XXII INTERNATIONAL MEETING OF PAULO FREIRE INSTITUTES

CARTA DE PARIS

            Nós, membros do Conselho Mundial dos Institutos Paulo Freire, educadores, pesquisadores e militantes dos movimentos de Educação Popular, referenciados legado de Paulo Freire, que, das diversas parte do mundo, inscreveram-se no XII Encontro Internacional do Fórum Paulo Freire, realizado em Paris, França, nos dias 16 e 17 de setembro de 2021, cujo tema é “Educação, Gênero e Migração em um Contexto de Aumento do Ódio Online”, considerando:

            1.º) que as novas Tecnologias da Informação e Comunicação (TICs) potencializaram, como nunca, positiva e negativamente, as possibilidades de comunicação e da aproximação humanas;

            2.º) que a acumulação capitalista globalizada vem exacerbando as desigualdades econômicas, sociais, políticas, de gênero, étnico-raciais, religiosas e culturais, intoleráveis, que acabam provocando deslocamentos massivos, extremamente arriscados, de populações atingidas pelas guerras e empobrecidas, para os países em que imaginam a possibilidade de terem uma vida mais segura e mais digna;

            3.º) que os deslocamentos demográficos acabam por desembocar numa violência física e simbólica de grau até agora desconhecido e que determinados segmentos sociais dos países de destino acabam se valendo das TICs para  propagarem, por meio do discurso  e de ações de xenofobia, todo tipo de discriminação contra os migrantes, atingindo de modo mais cruel mulheres, crianças e idosos;  

            4.º) que, valendo-se, também, das TICs, em geral, os mesmos segmentos sociais radicalizam suas proclamações étnico-racistas, classistas, homofóbicas e de discriminações de toda espécie e, finalmente,

            5.º) considerando que o Planeta e todo o patrimônio cultural nele construído pela humanidade pertence a todas e a todos, independentemente de origem, de grupo étnico-racial, sexo, classe social, orientação sexual, política, religiosa ou cultural,

            PROCLAMAM:

            1.  Sua incondicional repulsa a toda e qualquer forma de discriminação e, mais ainda, de exclusão econômica, social, política, étnico-racial, sexual, religiosa, de gênero e cultural, bem como sua inarredável solidariedade para com os migrantes, populações em movimento e refugiados de todas as partes do mundo, buscando promover sua recepção humana em qualquer país de destino.

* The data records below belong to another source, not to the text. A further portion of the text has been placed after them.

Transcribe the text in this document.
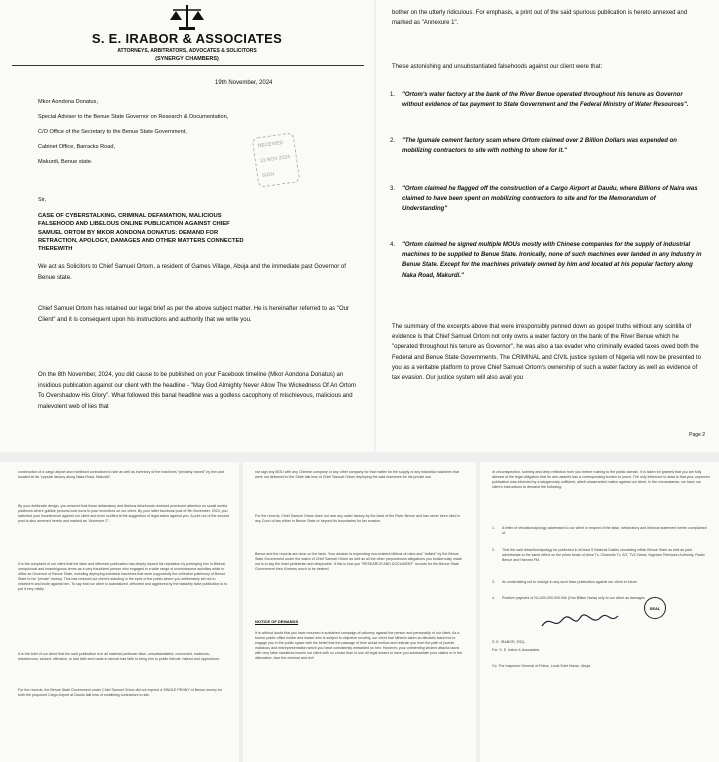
S. E. IRABOR & ASSOCIATES
ATTORNEYS, ARBITRATORS, ADVOCATES & SOLICITORS
(SYNERGY CHAMBERS)
19th November, 2024
Mkor Aondona Donatus,
Special Adviser to the Benue State Governor on Research & Documentation,
C/O Office of the Secretary to the Benue State Government,
Cabinet Office, Barracks Road,
Makurdi, Benue state.
RECEIVED
13 NOV 2024
SIGN
Sir,
CASE OF CYBERSTALKING, CRIMINAL DEFAMATION, MALICIOUS
FALSEHOOD AND LIBELOUS ONLINE PUBLICATION AGAINST CHIEF
SAMUEL ORTOM BY MKOR AONDONA DONATUS: DEMAND FOR
RETRACTION, APOLOGY, DAMAGES AND OTHER MATTERS CONNECTED
THEREWITH
We act as Solicitors to Chief Samuel Ortom, a resident of Games Village, Abuja and the immediate past Governor of Benue state.
Chief Samuel Ortom has retained our legal brief as per the above subject matter. He is hereinafter referred to as "Our Client" and it is consequent upon his instructions and authority that we write you.
On the 8th November, 2024, you did cause to be published on your Facebook timeline (Mkor Aondona Donatus) an insidious publication against our client with the headline - "May God Almighty Never Allow The Wickedness Of An Ortom To Overshadow His Glory". What followed this banal headline was a godless cacophony of mischievous, malicious and malevolent web of lies that
bother on the utterly ridiculous. For emphasis, a print out of the said spurious publication is hereto annexed and marked as "Annexure 1".
These astonishing and unsubstantiated falsehoods against our client were that:
1. "Ortom's water factory at the bank of the River Benue operated throughout his tenure as Governor without evidence of tax payment to State Government and the Federal Ministry of Water Resources".
2. "The Igumale cement factory scam where Ortom claimed over 2 Billion Dollars was expended on mobilizing contractors to site with nothing to show for it."
3. "Ortom claimed he flagged off the construction of a Cargo Airport at Daudu, where Billions of Naira was claimed to have been spent on mobilizing contractors to site and for the Memorandum of Understanding"
4. "Ortom claimed he signed multiple MOUs mostly with Chinese companies for the supply of industrial machines to be supplied to Benue State. Ironically, none of such machines ever landed in any Industry in Benue State. Except for the machines privately owned by him and located at his popular factory along Naka Road, Makurdi."
The summary of the excerpts above that were irresponsibly penned down as gospel truths without any scintilla of evidence is that Chief Samuel Ortom not only owns a water factory on the bank of the River Benue which he "operated throughout his tenure as Governor", he was also a tax evader who criminally evaded taxes owed both the Federal and Benue State Governments. The CRIMINAL and CIVIL justice system of Nigeria will now be presented to you as a veritable platform to prove Chief Samuel Ortom's ownership of such a water factory as well as evidence of tax evasion. Our justice system will also avail you
Page 2
construction of a cargo airport and mobilised contractors to site as well as inventory of the machines "privately owned" by him and located at his "popular factory along Naka Road, Makurdi".
By your deliberate design, you ensured that these defamatory and libelous falsehoods received prominent attention on social media platforms where gullible persons took turns to pour invectives on our client. By your latter facebook post of 9th November, 2024, you switched your incontinence against our client and even scoffed at the suggestion of legal action against you. A print out of the second post is also annexed hereto and marked as "Annexure 2".
It is the complaint of our client that the false and offensive publication has deeply injured his reputation by portraying him in illiberal, unequivocal and unambiguous terms as a very fraudulent person who engaged in a wide range of unwholesome activities while in office as Governor of Benue State, including deploying industrial machines that were supposedly the collective patrimony of Benue State to his "private" factory. This has reduced our client's standing in the eyes of the public where you deliberately set out to misinform and incite against him. To say that our client is scandalized, affronted and aggrieved by the blatantly false publication is to put it very mildly.
It is the brief of our client that the said publication is in all material particular false, unsubstantiated, concocted, malicious, mischievous, wicked, offensive, in bad faith and made in utmost bad faith to bring him to public ridicule, hatred and opprobrium.
For the records, the Benue State Government under Chief Samuel Ortom did not expend a SINGLE PENNY of Benue money for both the proposed Cargo Airport at Daudu talk less of mobilising contractors to site.
not sign any MOU with any Chinese company or any other company for that matter for the supply of any industrial machines that were not delivered to the State talk less of Chief Samuel Ortom deploying the said machines for his private use.
For the records, Chief Samuel Ortom does not own any water factory by the bank of the River Benue and has never been cited in any Court of law either in Benue State or beyond its boundaries for tax evasion.
Benue and the records are clear on the facts. Your allusion to expending non-existent billions of naira and "dollars" by the Benue State Government under the watch of Chief Samuel Ortom as well as all the other preposterous allegations you boisterously made out is to say the least pedestrian and despicable. If this is how you "RESEARCH AND DOCUMENT" records for the Benue State Government then it leaves much to be desired.
NOTICE OF DEMANDS
It is without doubt that you have mounted a sustained campaign of calumny against the person and personality of our client. As a former public office holder and leader who is subject to objective scrutiny, our client had hitherto taken an altruistic stand not to engage you in the public space with the belief that the passage of time would mellow and restrain you from the path of puerile, malicious and misrepresentation which you have consistently embarked on him. However, your unrelenting virulent attacks laced with very false narratives leaves our client with no choice than to use all legal means to have you substantiate your claims or in the alternative, face the criminal and civil
of circumspection, sobriety and deep reflection from you before rushing to the public domain. It is taken for granted that you are fully abreast of the legal obligation that he who asserts has a corresponding burden to prove. The only inference to draw is that your unproven publication was informed by a dangerously sufficient, albeit unwarranted malice against our client. In the circumstance, we have our client's instructions to demand the following:
1. A letter of retraction/apology addressed to our client in respect of the false, defamatory and libelous statement herein complained of.
2. That the said retraction/apology be published in at least 5 National Dailies circulating within Benue State as well as paid advertorials to the same effect on the prime beats of Arise Tv, Channels Tv, AIT, TVC News, Nigerian Television Authority, Radio Benue and Harvest FM.
3. An undertaking not to indulge in any such false publication against our client in future.
4. Positive payment of N1,000,000,000.00k (One Billion Naira) only to our client as damages
SEAL
S. E. IRABOR, ESQ.,
For: S. E. Irabor & Associates.
Cc: The Inspector General of Police, Louis Edet House, Abuja
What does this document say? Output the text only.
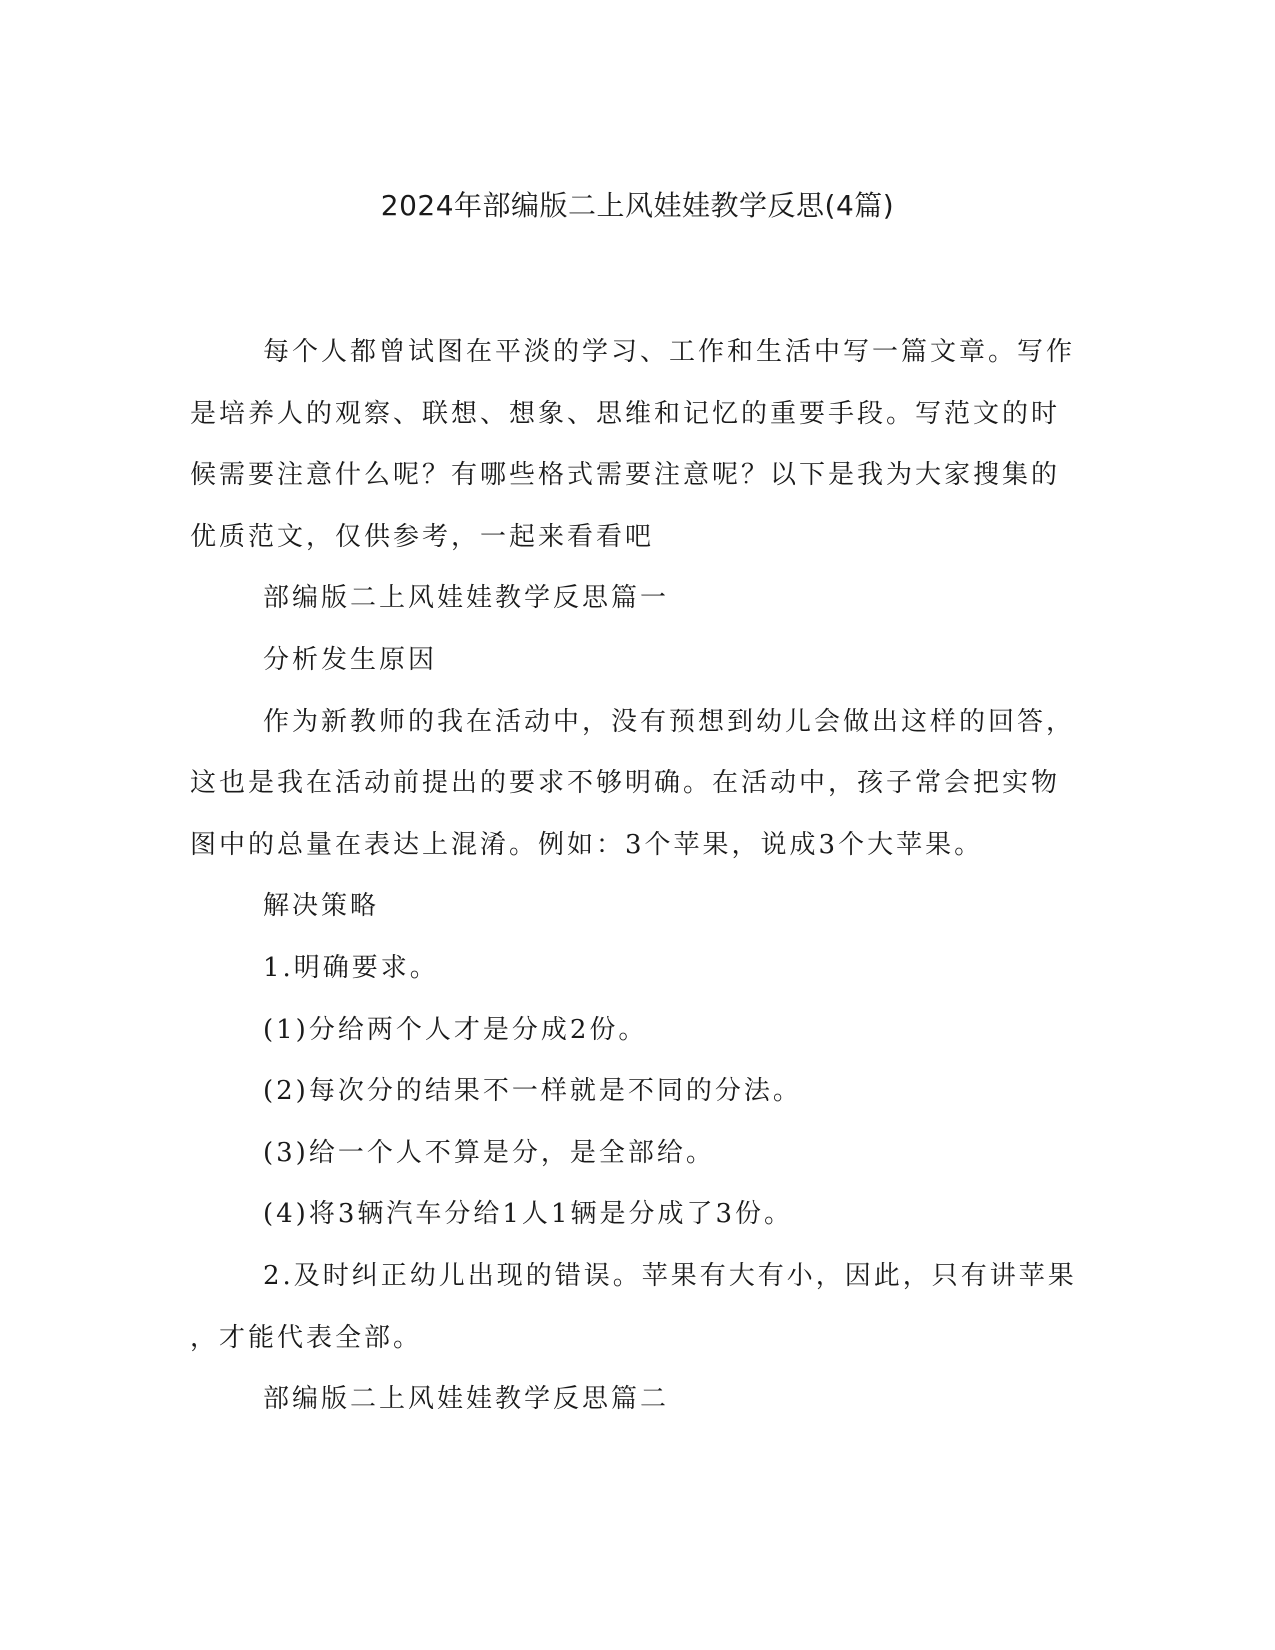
2024年部编版二上风娃娃教学反思(4篇)
每个人都曾试图在平淡的学习、工作和生活中写一篇文章。写作
是培养人的观察、联想、想象、思维和记忆的重要手段。写范文的时
候需要注意什么呢？有哪些格式需要注意呢？以下是我为大家搜集的
优质范文，仅供参考，一起来看看吧
部编版二上风娃娃教学反思篇一
分析发生原因
作为新教师的我在活动中，没有预想到幼儿会做出这样的回答，
这也是我在活动前提出的要求不够明确。在活动中，孩子常会把实物
图中的总量在表达上混淆。例如：3个苹果，说成3个大苹果。
解决策略
1.明确要求。
(1)分给两个人才是分成2份。
(2)每次分的结果不一样就是不同的分法。
(3)给一个人不算是分，是全部给。
(4)将3辆汽车分给1人1辆是分成了3份。
2.及时纠正幼儿出现的错误。苹果有大有小，因此，只有讲苹果
，才能代表全部。
部编版二上风娃娃教学反思篇二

            2. Sua oposição veemente a toda e qualquer forma de discurso, gesto ou ação de ódio, seja presencial, seja por meio digital, contra pessoas e instituições, legítima e democraticamente constituídas, instando para que tais atitudes sejam criminalizadas pelo corpus normativo de todos os países do mundo.  

            3. A necessidade da democratização das TICs, para que todos, igualmente, possam delas lançar mão para a promoção do diálogo e da união entre as pessoas que resistem e lutam contra toda forma de discriminação, exclusão, perseguição e opressão promovidas por aqueles(as) que delas fazem uso para as finalidades da violência e da barbárie, defendendo a liberdade, a igualdade, a fraternidade, a justiça e a democracia como valores universais. 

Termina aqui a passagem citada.